A few minutes after his team doused the blaze, he heard a voice that he thought sounded strange because it wasn't muffled.











"I turned around and there was [Captain Vance] Skidmore, talking and smoking a cigarette in this smoke filled room" without so much as a mask, Catani said.

During his fire training in the mid-1970s, Catani's instructors lectured about the importance of wearing a mask and an oxygen container, but his captain "was from the old school where those guys sucked it up, went in and knocked the fire down with no protection at all."

The days of "smoke eating" by firefighters are largely gone. The Fort Lauderdale Fire Rescue department's new, cutting-edge Air-Paks are proof of that.

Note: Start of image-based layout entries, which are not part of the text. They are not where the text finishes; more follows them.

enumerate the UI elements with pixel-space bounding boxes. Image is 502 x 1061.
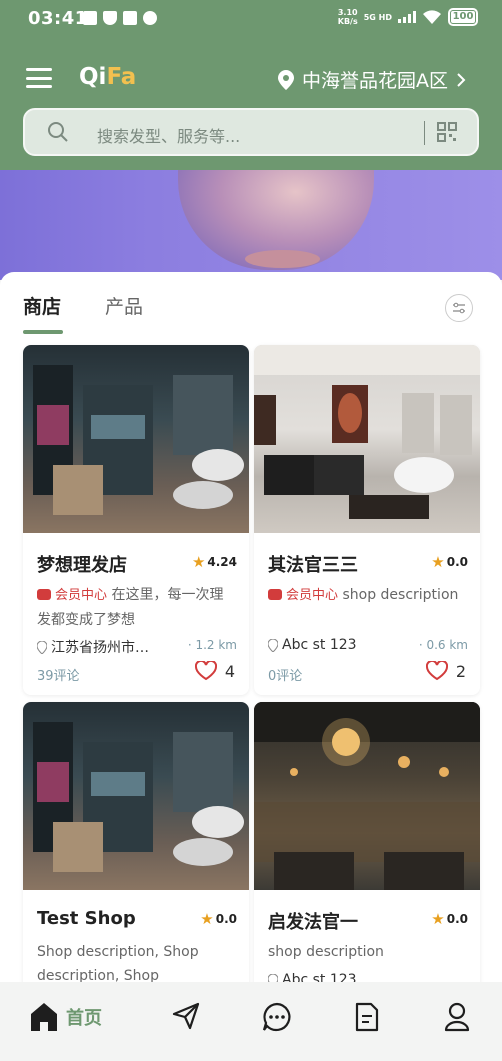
location-selector[interactable]: 中海誉品花园A区 [278,66,466,93]
send-icon [172,1002,200,1030]
notification-icon [83,11,97,25]
star-icon: ★ [431,910,445,928]
shop-card[interactable]: 其法官三三 ★ 0.0 会员中心 shop description Abc st … [254,345,480,695]
member-center-badge: 会员中心 [37,588,107,603]
like-button[interactable]: 2 [425,661,466,681]
search-icon [48,122,68,142]
member-center-badge: 会员中心 [268,588,338,603]
shop-rating: ★ 0.0 [431,553,468,571]
star-icon: ★ [191,553,206,571]
menu-button[interactable] [26,68,52,88]
shop-description: 会员中心 在这里，每一次理发都变成了梦想 [37,587,224,628]
shop-distance: · 0.6 km [418,638,468,652]
user-icon [444,1002,470,1032]
review-count[interactable]: 39评论 [37,665,80,684]
shop-description: shop description [268,944,384,960]
network-speed: 3.10 KB/s [337,8,358,26]
location-pin-icon [268,638,278,652]
signal-icon [398,11,416,23]
home-icon [31,1003,57,1031]
settings-icon [143,11,157,25]
mail-icon [123,11,137,25]
star-icon: ★ [200,910,214,928]
status-time: 03:41 [28,8,88,29]
nav-orders[interactable] [354,1002,380,1032]
app-logo: QiFa [79,64,137,90]
location-pin-icon [278,69,294,90]
shop-distance: · 1.2 km [187,638,237,652]
chat-icon [262,1002,291,1032]
promo-banner[interactable] [0,170,502,280]
search-input[interactable]: 搜索发型、服务等... [97,123,240,147]
location-pin-icon [37,640,47,654]
shield-icon [103,11,117,25]
app-header: 03:41 3.10 KB/s 5G HD 100 QiFa 中海誉品花园A区 … [0,0,502,170]
shop-image [254,702,480,890]
filter-icon [453,302,465,314]
shop-name: 其法官三三 [268,555,358,576]
shop-rating: ★ 4.24 [191,553,237,571]
shop-address: Abc st 123 [268,972,468,982]
tab-products[interactable]: 产品 [105,292,143,319]
shop-rating: ★ 0.0 [431,910,468,928]
bottom-nav: 首页 [0,982,502,1061]
nav-discover[interactable] [172,1002,200,1030]
shop-card[interactable]: Test Shop ★ 0.0 Shop description, Shop de… [23,702,249,982]
star-icon: ★ [431,553,445,571]
notification-icons [83,11,157,25]
review-count[interactable]: 0评论 [268,665,302,684]
shop-image [254,345,480,533]
shop-card[interactable]: 梦想理发店 ★ 4.24 会员中心 在这里，每一次理发都变成了梦想 江苏省扬州市…… [23,345,249,695]
heart-icon [194,661,217,681]
nav-home[interactable]: 首页 [30,1002,102,1032]
search-divider [424,121,425,145]
chevron-right-icon [457,72,466,87]
qr-scan-icon[interactable] [437,122,457,142]
nav-profile[interactable] [444,1002,470,1032]
shop-description: Shop description, Shop description, Shop [37,944,199,982]
document-icon [355,1002,379,1032]
tab-bar: 商店 产品 [23,292,143,334]
shop-name: 梦想理发店 [37,555,127,576]
member-icon [37,589,51,600]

The newest feature on the Air-Paks is a safety device that starts working as soon as the oxygen bottle is turned on. If a firefighter does not move for 30 seconds, a piercing alarm will sound both inside the burning building and outside the building on a computer held by the chief as an alert that there may be trouble.

The chief will know to send in a rescue team to save a firefighter who has fallen, gotten trapped or been knocked unconscious, said Fire Rescue Division Chief Stephen McInerny.

The new devices, called Scott Electronic Management Systems, or "SEMS," also give firefighters digital read-outs of how much air they have left and allow them to send messages outside if they run into trouble and need to evacuate. Likewise, commanders outside the fire can issue an evacuation alert through the SEMS, know when the firefighters turn on their Air-Paks and monitor their oxygen flow.

Fort Lauderdale firefighters have been wearing some sort of safety device since 1990, but the previous models have been clip-ons that firefighters had to turn on manually. That's something firefighters sometimes forgot to do as they hurried to grab their tools, pull a hose and get water on a fire, McInerny said.

The SEMS technology is brand new, and Fort Lauderdale was the first fire department in the country to start using it, said John Skaryak, of Scott Health & Safety. Sunrise Fire Rescue ordered the units shortly after Fort Lauderdale.

The SEMS cost $1,495, which is added to the $3,500 cost of the Air-Pak, but McInerny said it was not difficult to convince the City Commission that the fire department needed the equipment. The city spent almost $500,000 on the Paks and the SEMS.

Battalion Chief Guy Gallo recalled when he first came on the job in 1974 that if a firefighter got into trouble he would have to take his mask off -- if he was wearing one -- start yelling, and pray someone heard or found him.

A push for change started in 1980 after a Miami-Dade fire lieutenant got lost in a garbage-strewn warehouse that was burning. The firefighter ran out of air and died. Still, the idea of firefighter safety and health didn't get serious attention until the 1990s, McInerny said.

Today, every firefighter carries a radio, in addition to the SEMS, so if the alarm sounds on the chief's computer outside the building, the chief can call the firefighter to see what's happening.

No response would expedite a rescue attempt.

"The key to all of this is we will know as quickly as possible when someone is in trouble," McInerny said. "So we can be proactive instead of reactive. We've gained some valuable time with these devices."